Examples of the upper limit temperature in the above-mentioned “low temperature conditions” include 10° C. or less, preferably 5° C. or less, more preferably 0° C. or less, further preferably −5° C. or less, more preferably −10° C. or less, further preferably −15° C. or less, more preferably −20° C. and further preferably −25° C. Examples of the lower limit temperature in the above-mentioned “low temperature conditions” include −273° C. or more, −80° C. or more, −50° C. or more, −40° C. or more or −30° C. or more, etc.

Examples of the lower limit pressure in the above-mentioned “high pressure conditions” include 1050 hectopascal (hPa) or more, preferably 1150 hPa or more, more preferably 1300 hPa or more and further preferably 1500 hPa or more. Examples of the upper limit pressure in the above-mentioned “high pressure conditions” include 15000 hPa or less, 12000 hPa or less, 10000 hPa or less, 8000 hPa or less or 5000 hPa or less, etc.

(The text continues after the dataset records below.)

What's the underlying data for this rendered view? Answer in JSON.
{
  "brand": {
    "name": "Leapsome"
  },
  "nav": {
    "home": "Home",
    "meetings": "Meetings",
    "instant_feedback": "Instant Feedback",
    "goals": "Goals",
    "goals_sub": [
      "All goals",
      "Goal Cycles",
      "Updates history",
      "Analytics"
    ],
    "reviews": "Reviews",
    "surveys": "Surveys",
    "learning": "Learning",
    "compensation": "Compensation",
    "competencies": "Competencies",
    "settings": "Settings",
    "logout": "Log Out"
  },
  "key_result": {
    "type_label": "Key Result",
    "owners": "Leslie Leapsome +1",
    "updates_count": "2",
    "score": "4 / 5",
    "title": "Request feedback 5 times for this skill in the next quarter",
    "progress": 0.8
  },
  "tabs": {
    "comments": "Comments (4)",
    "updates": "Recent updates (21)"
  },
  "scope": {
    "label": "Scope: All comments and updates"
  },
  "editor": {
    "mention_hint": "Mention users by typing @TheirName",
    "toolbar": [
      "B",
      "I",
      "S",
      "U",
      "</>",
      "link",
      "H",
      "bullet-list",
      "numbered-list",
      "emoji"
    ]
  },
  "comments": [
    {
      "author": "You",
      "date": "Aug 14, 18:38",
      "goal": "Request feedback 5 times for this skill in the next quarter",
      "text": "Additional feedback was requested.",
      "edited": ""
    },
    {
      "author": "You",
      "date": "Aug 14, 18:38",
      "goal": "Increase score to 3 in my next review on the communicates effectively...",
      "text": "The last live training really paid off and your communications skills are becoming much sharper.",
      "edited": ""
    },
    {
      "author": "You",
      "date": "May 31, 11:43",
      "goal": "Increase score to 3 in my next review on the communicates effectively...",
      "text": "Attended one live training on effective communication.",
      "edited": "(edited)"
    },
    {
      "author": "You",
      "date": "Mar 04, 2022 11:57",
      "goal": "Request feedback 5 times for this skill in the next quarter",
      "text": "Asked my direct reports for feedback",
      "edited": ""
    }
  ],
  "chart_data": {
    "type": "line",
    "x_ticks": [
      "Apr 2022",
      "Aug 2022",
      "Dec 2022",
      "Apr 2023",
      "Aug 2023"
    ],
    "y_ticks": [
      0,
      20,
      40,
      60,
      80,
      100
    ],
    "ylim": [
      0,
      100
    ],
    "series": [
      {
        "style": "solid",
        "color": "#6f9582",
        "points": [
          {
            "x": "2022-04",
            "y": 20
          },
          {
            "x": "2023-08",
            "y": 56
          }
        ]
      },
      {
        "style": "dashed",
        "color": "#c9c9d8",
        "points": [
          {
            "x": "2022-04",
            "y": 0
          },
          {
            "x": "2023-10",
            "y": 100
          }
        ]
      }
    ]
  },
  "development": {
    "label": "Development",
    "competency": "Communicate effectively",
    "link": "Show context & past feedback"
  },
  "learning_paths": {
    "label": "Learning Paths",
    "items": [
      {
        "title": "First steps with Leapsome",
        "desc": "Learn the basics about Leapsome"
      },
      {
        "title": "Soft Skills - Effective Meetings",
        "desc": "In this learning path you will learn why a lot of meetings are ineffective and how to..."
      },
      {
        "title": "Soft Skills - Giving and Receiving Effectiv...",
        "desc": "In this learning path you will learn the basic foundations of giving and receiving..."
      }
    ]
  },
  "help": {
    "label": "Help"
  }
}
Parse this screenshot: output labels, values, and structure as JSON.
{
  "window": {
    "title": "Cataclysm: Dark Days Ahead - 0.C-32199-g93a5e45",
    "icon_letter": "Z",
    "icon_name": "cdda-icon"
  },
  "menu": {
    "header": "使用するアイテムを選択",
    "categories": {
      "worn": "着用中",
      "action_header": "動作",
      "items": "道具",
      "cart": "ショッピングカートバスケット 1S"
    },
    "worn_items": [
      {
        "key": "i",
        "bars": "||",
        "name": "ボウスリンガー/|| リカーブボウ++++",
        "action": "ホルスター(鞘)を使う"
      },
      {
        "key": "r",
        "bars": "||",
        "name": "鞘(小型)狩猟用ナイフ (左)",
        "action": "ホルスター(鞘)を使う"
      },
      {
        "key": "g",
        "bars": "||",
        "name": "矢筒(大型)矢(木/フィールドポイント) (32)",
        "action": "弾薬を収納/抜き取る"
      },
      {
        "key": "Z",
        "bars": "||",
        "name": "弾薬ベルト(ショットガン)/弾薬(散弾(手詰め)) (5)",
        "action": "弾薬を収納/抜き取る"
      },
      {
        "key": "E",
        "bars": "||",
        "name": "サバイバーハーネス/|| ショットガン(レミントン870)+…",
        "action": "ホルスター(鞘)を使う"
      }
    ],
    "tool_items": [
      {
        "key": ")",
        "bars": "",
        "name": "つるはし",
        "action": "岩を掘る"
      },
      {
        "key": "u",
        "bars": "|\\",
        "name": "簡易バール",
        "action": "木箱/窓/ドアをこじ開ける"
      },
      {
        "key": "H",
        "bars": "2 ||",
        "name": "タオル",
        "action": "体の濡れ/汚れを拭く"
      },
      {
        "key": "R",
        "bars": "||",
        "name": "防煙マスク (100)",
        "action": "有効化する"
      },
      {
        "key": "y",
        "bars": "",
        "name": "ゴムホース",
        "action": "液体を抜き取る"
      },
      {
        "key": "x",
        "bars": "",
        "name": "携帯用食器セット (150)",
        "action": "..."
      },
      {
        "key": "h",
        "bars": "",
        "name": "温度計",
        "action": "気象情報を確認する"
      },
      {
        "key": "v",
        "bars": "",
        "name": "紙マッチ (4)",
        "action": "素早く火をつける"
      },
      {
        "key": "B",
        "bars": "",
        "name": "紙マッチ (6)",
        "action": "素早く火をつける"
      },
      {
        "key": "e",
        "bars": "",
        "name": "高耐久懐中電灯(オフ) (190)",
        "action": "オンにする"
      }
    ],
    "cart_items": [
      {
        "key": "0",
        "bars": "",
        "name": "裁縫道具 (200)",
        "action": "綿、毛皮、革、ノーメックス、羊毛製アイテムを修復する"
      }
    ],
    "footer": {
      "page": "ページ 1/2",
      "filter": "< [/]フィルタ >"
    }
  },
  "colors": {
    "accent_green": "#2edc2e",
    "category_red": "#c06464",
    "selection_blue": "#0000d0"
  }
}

The target beverage by the flavor improving agent of the present invention for reducing alcoholic feeling and improving aroma development is the following alcoholic beverage (a) or (b), as previously mentioned.

(a) an alcoholic beverage having an alcohol content of 10% or more;

(b) an alcoholic beverage having an alcohol content of 4% or more and less than 10% and a total nitrogen content of 200 mg/L or less.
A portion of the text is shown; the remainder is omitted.